Envejece esta madre de siglos, Madre Tierra, Pacha Mama, al paso que continúa su viaje sideral por el seno del cosmos, en su lecho de enferma, en el carruaje del tiempo, madre de nuestro más cercano sino.
Varias son nuestras madres, tantas como vasta resulta ser nuestra orfandad. Muy cerca de mi piel, muy alerta en mi conciencia umbilical, la madre que me gestó en su útero de 9 meses. Enraizada en nuestro linaje simbólico, tejiendo su urdimbre de heredades, la madre ancestral que llaman Eva. Indescifrable en el término del tiempo, extraviada en lo más profundo del cosmos, la madre que dio origen al mundo, y que algunos llaman Big Bang, y que otros denominan Dios. Muchas otras madres por nombrar, pero ahora pienso en mi madre Tierra, nuestra Pacha Mama, la que aún nos acoge en su calido útero de siglos. De su vientre, el aire y el agua, líquido amniótico en el que por centurias nos hemos acunado y por el que sentimos la más honda nostalgia cuando viajamos más allá de las fronteras de ese fragmento de paisaje en que se han tejido las más íntimas fibras de nuestras vidas.

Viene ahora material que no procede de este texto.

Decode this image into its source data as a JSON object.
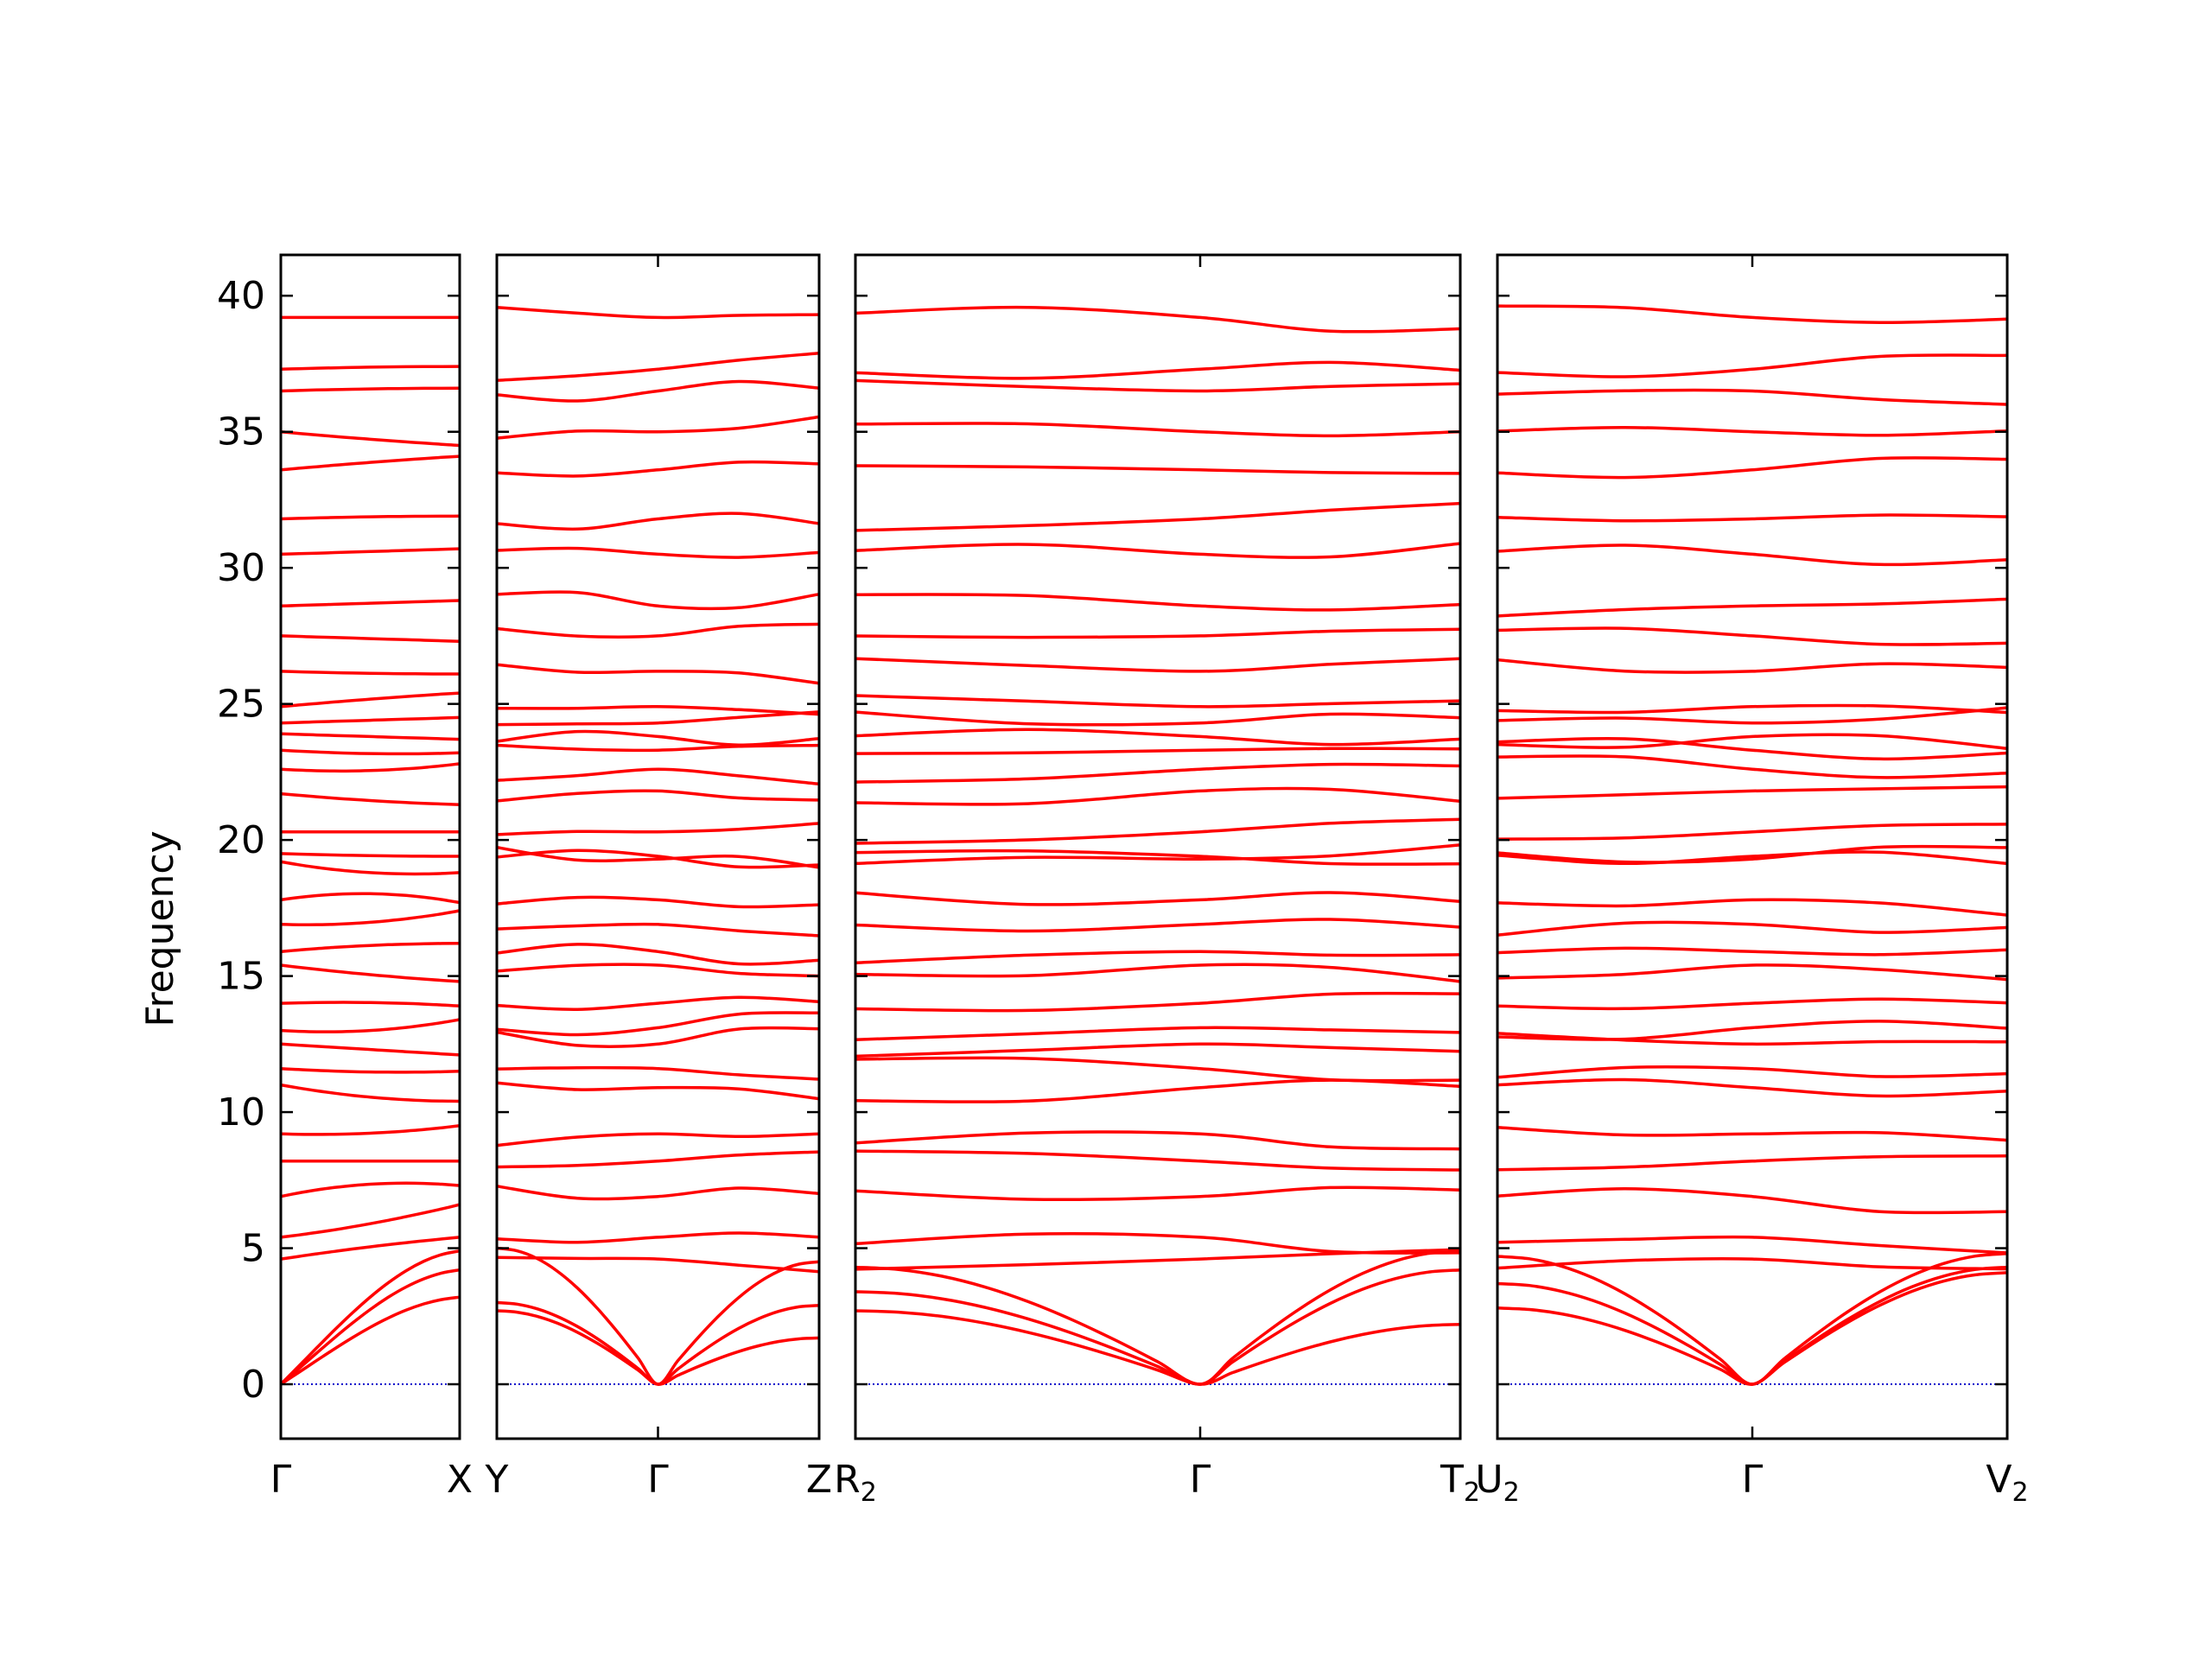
{
  "chart_data": {
    "type": "line",
    "ylabel": "Frequency",
    "ylim": [
      -2,
      41.5
    ],
    "yticks": [
      0,
      5,
      10,
      15,
      20,
      25,
      30,
      35,
      40
    ],
    "band_color": "#ff0000",
    "zero_line_color": "#0000cc",
    "panels": [
      {
        "segments": [
          {
            "k_labels": [
              [
                "Γ",
                ""
              ],
              [
                "X",
                ""
              ]
            ]
          }
        ],
        "gamma_positions": [
          0
        ],
        "endpoint_bands": [
          {
            "start": 0,
            "end": 3.2,
            "mid": 2.2
          },
          {
            "start": 0,
            "end": 4.2,
            "mid": 2.8
          },
          {
            "start": 0,
            "end": 4.9,
            "mid": 4.0
          },
          {
            "start": 4.6,
            "end": 5.4,
            "mid": 5.1
          },
          {
            "start": 5.4,
            "end": 6.6,
            "mid": 5.8
          },
          {
            "start": 6.9,
            "end": 7.3,
            "mid": 7.6
          },
          {
            "start": 8.2,
            "end": 8.2,
            "mid": 8.2
          },
          {
            "start": 9.2,
            "end": 9.5,
            "mid": 9.1
          },
          {
            "start": 11.0,
            "end": 10.4,
            "mid": 10.4
          },
          {
            "start": 11.6,
            "end": 11.5,
            "mid": 11.4
          },
          {
            "start": 12.5,
            "end": 12.1,
            "mid": 12.3
          },
          {
            "start": 13.0,
            "end": 13.4,
            "mid": 12.8
          },
          {
            "start": 14.0,
            "end": 13.9,
            "mid": 14.1
          },
          {
            "start": 15.4,
            "end": 14.8,
            "mid": 15.0
          },
          {
            "start": 15.9,
            "end": 16.2,
            "mid": 16.2
          },
          {
            "start": 16.9,
            "end": 17.4,
            "mid": 16.8
          },
          {
            "start": 17.8,
            "end": 17.7,
            "mid": 18.3
          },
          {
            "start": 19.2,
            "end": 18.8,
            "mid": 18.6
          },
          {
            "start": 19.5,
            "end": 19.4,
            "mid": 19.4
          },
          {
            "start": 20.3,
            "end": 20.3,
            "mid": 20.3
          },
          {
            "start": 21.7,
            "end": 21.3,
            "mid": 21.4
          },
          {
            "start": 22.6,
            "end": 22.8,
            "mid": 22.4
          },
          {
            "start": 23.3,
            "end": 23.2,
            "mid": 23.1
          },
          {
            "start": 23.9,
            "end": 23.7,
            "mid": 23.8
          },
          {
            "start": 24.3,
            "end": 24.5,
            "mid": 24.4
          },
          {
            "start": 24.9,
            "end": 25.4,
            "mid": 25.2
          },
          {
            "start": 26.2,
            "end": 26.1,
            "mid": 26.1
          },
          {
            "start": 27.5,
            "end": 27.3,
            "mid": 27.4
          },
          {
            "start": 28.6,
            "end": 28.8,
            "mid": 28.7
          },
          {
            "start": 30.5,
            "end": 30.7,
            "mid": 30.6
          },
          {
            "start": 31.8,
            "end": 31.9,
            "mid": 31.9
          },
          {
            "start": 33.6,
            "end": 34.1,
            "mid": 33.9
          },
          {
            "start": 35.0,
            "end": 34.5,
            "mid": 34.7
          },
          {
            "start": 36.5,
            "end": 36.6,
            "mid": 36.6
          },
          {
            "start": 37.3,
            "end": 37.4,
            "mid": 37.4
          },
          {
            "start": 39.2,
            "end": 39.2,
            "mid": 39.2
          }
        ]
      },
      {
        "segments": [
          {
            "k_labels": [
              [
                "Y",
                ""
              ],
              [
                "Γ",
                ""
              ],
              [
                "Z",
                ""
              ]
            ]
          }
        ],
        "gamma_positions": [
          0.5
        ],
        "endpoint_bands": []
      },
      {
        "segments": [
          {
            "k_labels": [
              [
                "R",
                "2"
              ],
              [
                "Γ",
                ""
              ],
              [
                "T",
                "2"
              ]
            ]
          }
        ],
        "gamma_positions": [
          0.57
        ],
        "endpoint_bands": []
      },
      {
        "segments": [
          {
            "k_labels": [
              [
                "U",
                "2"
              ],
              [
                "Γ",
                ""
              ],
              [
                "V",
                "2"
              ]
            ]
          }
        ],
        "gamma_positions": [
          0.5
        ],
        "endpoint_bands": []
      }
    ],
    "gamma_frequencies": [
      0,
      0,
      0,
      4.6,
      5.4,
      6.9,
      8.2,
      9.2,
      10.9,
      11.6,
      12.5,
      13.1,
      14.0,
      15.4,
      15.9,
      16.9,
      17.8,
      19.3,
      19.4,
      20.3,
      21.8,
      22.6,
      23.3,
      23.8,
      24.3,
      24.9,
      26.2,
      27.5,
      28.6,
      30.5,
      31.8,
      33.6,
      35.0,
      36.5,
      37.3,
      39.2
    ],
    "acoustic_edge_frequencies": {
      "Y": [
        2.7,
        3.0,
        5.0
      ],
      "Z": [
        1.7,
        2.9,
        4.5
      ],
      "R2": [
        2.7,
        3.4,
        4.3
      ],
      "T2": [
        2.2,
        4.2,
        4.9
      ],
      "U2": [
        2.8,
        3.7,
        4.7
      ],
      "V2": [
        4.1,
        4.3,
        4.8
      ]
    }
  }
}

Tomo conciencia de la fugacidad del tiempo, hilandería paciente en el perenne tejido del cosmos. También a esta madre Tierra le van pesando los siglos, la noto avejentada al detener mis ojos sobre las más visibles huellas de su rostro. Llena de piercings y de arrugas, rascacielos y ciudades, su piel intervenida va perdiendo lozanía. Cuantos vellos arrancados de su dermis, frondosidad de bosques milenarios trastocados en desierto sobre los que se va haciendo visible, en un vago juego de luces y de sombras difuminadas, la irreversible excoriación de su piel. Las aguas de sus ojos, mar de mares, espejos de la vida, empañados con la impureza de sus lágrimas, lluvia ácida diluida en las fronteras del fuego. Los vestidos raídos de su capa de ozono ya no protegen a mi Pacha Mama de los inclementes castigos de su dios. La furia de Zeus, cual égida de sol, descarga sobre su cuerpo, sin piedad, su implacable rayo ultravioleta. Sufre de fiebres, calenturas y escalofríos mi madre Tierra. En una cascada de frío se deshacen los hilos hielo del blanco de su pelo y en espasmos de volcanes, huracanes y tsunamis su cuerpo se atormenta. Ya se asoma, en el indecible color difuminado de sus venas, la esclerosis, induración que va agotando la vitalidad de los que otrora fueran los ríos de su infancia. Su cuerpo de humores vírgenes, socavado hasta sus más hondas entrañas, se va derrumbando al tiempo que extraen sus más íntimas esencias de metales, oro negro, gleba y piedras.
Envejece esta madre de siglos, Madre Tierra, Pacha Mama, al paso que continúa su viaje sideral por el seno del cosmos, en su lecho de enferma, en el carruaje del tiempo, madre de nuestro más cercano sino.